Pharmacist Intervention and Clinical Management

Medication Review and Causality Assessment

  • Identify propranolol as a likely contributor to asthma destabilization.
  • Recognize increased short-acting beta-agonist use as an early warning sign of worsening control.
  • Differentiate medication-induced disease worsening from allergic or infectious triggers..

Therapeutic Modification

  • Discontinue propranolol to remove the precipitating factor for bronchospasm.
  • Avoid nonselective beta-blockers in patients with known reactive airway disease.

Alternative Tremor Management

  • Consider primidone as a first-line alternative for essential tremor.
  • If beta-blocker therapy is deemed necessary, cautiously consider a β₁-selective agent (e.g., metoprolol) with close pulmonary monitoring, recognizing residual risk.

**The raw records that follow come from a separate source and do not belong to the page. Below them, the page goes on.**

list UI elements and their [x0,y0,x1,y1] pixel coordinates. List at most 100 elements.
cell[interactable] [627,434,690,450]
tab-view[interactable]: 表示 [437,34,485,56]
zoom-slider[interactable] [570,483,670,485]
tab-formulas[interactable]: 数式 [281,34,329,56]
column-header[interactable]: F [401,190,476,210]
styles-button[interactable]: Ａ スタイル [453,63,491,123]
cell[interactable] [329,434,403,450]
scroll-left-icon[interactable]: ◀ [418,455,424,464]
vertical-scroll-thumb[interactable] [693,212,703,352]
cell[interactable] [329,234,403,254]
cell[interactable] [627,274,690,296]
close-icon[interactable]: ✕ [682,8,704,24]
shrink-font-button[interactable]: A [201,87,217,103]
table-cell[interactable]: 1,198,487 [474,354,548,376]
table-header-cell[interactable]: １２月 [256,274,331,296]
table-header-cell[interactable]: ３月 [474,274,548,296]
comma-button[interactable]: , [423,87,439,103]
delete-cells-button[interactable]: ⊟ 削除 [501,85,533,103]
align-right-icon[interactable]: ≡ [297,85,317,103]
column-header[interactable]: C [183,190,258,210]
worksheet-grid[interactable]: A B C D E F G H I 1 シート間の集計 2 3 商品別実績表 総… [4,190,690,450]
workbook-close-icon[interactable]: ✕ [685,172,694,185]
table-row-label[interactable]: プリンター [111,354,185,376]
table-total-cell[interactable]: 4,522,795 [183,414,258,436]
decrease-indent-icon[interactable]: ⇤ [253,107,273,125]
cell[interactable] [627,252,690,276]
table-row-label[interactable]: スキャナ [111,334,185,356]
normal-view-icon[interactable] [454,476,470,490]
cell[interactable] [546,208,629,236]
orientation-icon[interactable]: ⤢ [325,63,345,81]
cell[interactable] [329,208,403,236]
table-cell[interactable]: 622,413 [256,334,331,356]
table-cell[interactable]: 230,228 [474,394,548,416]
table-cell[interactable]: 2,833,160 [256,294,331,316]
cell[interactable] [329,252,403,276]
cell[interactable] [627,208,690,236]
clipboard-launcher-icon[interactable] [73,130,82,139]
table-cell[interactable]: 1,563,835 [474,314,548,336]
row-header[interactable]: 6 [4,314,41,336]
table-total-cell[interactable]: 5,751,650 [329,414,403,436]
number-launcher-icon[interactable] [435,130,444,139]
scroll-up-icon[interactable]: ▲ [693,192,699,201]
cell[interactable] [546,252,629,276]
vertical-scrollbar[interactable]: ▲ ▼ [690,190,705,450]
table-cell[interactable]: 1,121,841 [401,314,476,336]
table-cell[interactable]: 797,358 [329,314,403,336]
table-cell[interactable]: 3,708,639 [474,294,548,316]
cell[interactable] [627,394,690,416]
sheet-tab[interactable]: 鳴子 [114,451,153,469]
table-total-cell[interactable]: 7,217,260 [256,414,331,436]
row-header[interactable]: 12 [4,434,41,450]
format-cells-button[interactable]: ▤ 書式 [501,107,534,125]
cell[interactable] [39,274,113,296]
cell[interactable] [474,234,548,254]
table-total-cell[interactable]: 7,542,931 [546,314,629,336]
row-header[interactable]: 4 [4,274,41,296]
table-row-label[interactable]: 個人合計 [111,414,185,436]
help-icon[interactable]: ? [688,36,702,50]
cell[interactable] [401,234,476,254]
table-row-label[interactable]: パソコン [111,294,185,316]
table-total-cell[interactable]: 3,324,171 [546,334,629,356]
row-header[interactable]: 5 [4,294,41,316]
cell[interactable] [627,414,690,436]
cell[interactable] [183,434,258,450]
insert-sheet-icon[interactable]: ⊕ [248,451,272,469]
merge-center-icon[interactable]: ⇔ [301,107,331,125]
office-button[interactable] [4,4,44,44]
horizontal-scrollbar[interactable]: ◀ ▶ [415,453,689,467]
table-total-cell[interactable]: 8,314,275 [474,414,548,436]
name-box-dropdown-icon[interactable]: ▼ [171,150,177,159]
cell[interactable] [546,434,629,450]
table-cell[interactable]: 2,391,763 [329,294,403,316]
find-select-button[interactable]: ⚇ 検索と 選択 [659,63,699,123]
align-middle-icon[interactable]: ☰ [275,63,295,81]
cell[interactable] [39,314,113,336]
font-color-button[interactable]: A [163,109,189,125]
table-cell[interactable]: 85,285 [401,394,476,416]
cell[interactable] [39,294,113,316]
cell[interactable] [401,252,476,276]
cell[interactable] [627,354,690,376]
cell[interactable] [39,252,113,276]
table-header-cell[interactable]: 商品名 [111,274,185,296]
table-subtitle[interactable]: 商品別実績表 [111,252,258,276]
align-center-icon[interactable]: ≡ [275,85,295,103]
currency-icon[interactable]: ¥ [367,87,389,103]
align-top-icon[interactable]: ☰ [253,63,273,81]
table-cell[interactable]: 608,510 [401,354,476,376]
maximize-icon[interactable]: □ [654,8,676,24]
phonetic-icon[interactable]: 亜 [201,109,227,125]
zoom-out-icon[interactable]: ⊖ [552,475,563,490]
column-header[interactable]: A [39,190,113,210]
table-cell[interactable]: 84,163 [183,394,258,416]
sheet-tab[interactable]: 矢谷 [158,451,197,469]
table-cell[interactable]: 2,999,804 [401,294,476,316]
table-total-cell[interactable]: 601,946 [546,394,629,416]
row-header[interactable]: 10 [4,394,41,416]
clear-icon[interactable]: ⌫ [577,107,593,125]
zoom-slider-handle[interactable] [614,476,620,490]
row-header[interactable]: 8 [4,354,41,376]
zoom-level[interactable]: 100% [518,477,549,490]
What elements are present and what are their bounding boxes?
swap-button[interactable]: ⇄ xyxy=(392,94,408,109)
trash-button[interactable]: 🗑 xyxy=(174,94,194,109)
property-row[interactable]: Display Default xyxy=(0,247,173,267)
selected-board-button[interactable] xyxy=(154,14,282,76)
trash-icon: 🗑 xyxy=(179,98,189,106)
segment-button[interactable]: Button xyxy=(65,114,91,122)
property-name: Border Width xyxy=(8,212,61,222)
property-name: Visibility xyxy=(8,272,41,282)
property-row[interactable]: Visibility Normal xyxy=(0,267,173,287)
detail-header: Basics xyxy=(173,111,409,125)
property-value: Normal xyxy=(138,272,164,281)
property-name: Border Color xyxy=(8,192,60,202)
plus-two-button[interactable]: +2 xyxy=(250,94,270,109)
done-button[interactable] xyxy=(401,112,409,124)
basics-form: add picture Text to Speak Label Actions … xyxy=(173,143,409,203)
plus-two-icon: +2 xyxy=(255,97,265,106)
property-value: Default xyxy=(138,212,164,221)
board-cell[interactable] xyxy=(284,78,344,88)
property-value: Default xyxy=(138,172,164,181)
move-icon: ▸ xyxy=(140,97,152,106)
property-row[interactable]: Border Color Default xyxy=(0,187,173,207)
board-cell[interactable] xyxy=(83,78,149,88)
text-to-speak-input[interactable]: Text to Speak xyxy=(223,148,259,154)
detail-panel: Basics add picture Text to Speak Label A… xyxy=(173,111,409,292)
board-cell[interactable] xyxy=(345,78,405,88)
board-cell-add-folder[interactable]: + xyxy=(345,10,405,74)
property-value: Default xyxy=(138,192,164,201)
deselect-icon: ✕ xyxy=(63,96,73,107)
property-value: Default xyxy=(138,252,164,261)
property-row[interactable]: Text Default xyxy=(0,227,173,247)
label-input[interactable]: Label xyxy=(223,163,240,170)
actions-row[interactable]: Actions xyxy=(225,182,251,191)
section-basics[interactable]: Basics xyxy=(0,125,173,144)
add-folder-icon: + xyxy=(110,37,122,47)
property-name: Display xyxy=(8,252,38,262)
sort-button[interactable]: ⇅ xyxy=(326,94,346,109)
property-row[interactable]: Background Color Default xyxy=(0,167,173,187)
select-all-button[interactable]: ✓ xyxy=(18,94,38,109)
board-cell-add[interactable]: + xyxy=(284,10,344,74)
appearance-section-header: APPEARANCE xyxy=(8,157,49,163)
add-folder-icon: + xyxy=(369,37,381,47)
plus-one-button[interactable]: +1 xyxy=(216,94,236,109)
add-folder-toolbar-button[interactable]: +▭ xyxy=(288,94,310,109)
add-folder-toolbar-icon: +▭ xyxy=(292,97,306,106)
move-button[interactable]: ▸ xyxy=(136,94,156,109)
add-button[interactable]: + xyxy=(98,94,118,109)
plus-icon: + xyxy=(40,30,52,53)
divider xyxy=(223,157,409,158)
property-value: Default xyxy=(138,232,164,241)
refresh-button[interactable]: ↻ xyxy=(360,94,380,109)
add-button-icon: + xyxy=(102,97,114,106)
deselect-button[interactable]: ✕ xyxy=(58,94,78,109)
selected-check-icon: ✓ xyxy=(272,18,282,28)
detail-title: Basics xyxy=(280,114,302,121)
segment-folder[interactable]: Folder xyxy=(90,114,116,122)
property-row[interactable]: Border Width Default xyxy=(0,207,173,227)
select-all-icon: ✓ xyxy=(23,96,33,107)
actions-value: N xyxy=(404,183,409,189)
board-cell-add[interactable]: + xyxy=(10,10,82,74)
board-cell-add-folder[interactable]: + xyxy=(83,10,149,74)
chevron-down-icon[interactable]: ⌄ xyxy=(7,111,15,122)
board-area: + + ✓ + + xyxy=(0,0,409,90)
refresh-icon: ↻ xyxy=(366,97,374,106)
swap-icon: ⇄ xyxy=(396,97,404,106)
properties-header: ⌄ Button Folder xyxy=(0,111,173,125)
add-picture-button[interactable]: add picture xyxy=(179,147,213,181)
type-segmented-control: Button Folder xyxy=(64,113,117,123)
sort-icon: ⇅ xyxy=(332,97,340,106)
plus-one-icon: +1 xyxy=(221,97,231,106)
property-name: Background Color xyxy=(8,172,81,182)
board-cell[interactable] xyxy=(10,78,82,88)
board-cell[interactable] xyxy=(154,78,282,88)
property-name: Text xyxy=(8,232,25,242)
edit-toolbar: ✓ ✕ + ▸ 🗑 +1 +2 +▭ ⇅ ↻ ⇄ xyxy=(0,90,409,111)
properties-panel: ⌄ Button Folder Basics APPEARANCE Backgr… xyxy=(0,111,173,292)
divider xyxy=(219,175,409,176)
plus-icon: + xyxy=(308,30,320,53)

Asthma Optimization and Monitoring

  • Reassess the need for sustained high-dose inhaled corticosteroid therapy once the offending agent is removed.
  • Monitor rescue inhaler use, symptom frequency, and lung function.
  • Educate the patient on recognizing early signs of asthma deterioration.

Documentation and Follow-Up

  • Clearly document the adverse drug reaction to propranolol to prevent re-exposure.
  • Coordinate care between primary care, pulmonology, and pharmacy as needed

Clinical Rationale and Ramifications

This case highlights the significant risk of nonselective beta-blockers in patients with asthma, even when the disease has been previously well controlled. Failure to recognize medication-induced disease exacerbation led to a cascade of additional therapies, including higher-dose inhaled corticosteroids and systemic steroids, exposing the patient to avoidable adverse effects.

By addressing the root cause—propranolol-induced bronchospasm—rather than escalating asthma therapy, clinicians could have prevented hospitalization, reduced symptom burden, and avoided unnecessary intensification of treatment. This case underscores the importance of reviewing comorbid conditions and medication mechanisms before initiating therapy and reassessing medications when disease control deteriorates unexpectedly.

Regular medication review and awareness of pharmacologic contraindications are essential to preventing avoidable harm and optimizing outcomes in patients with chronic respiratory disease.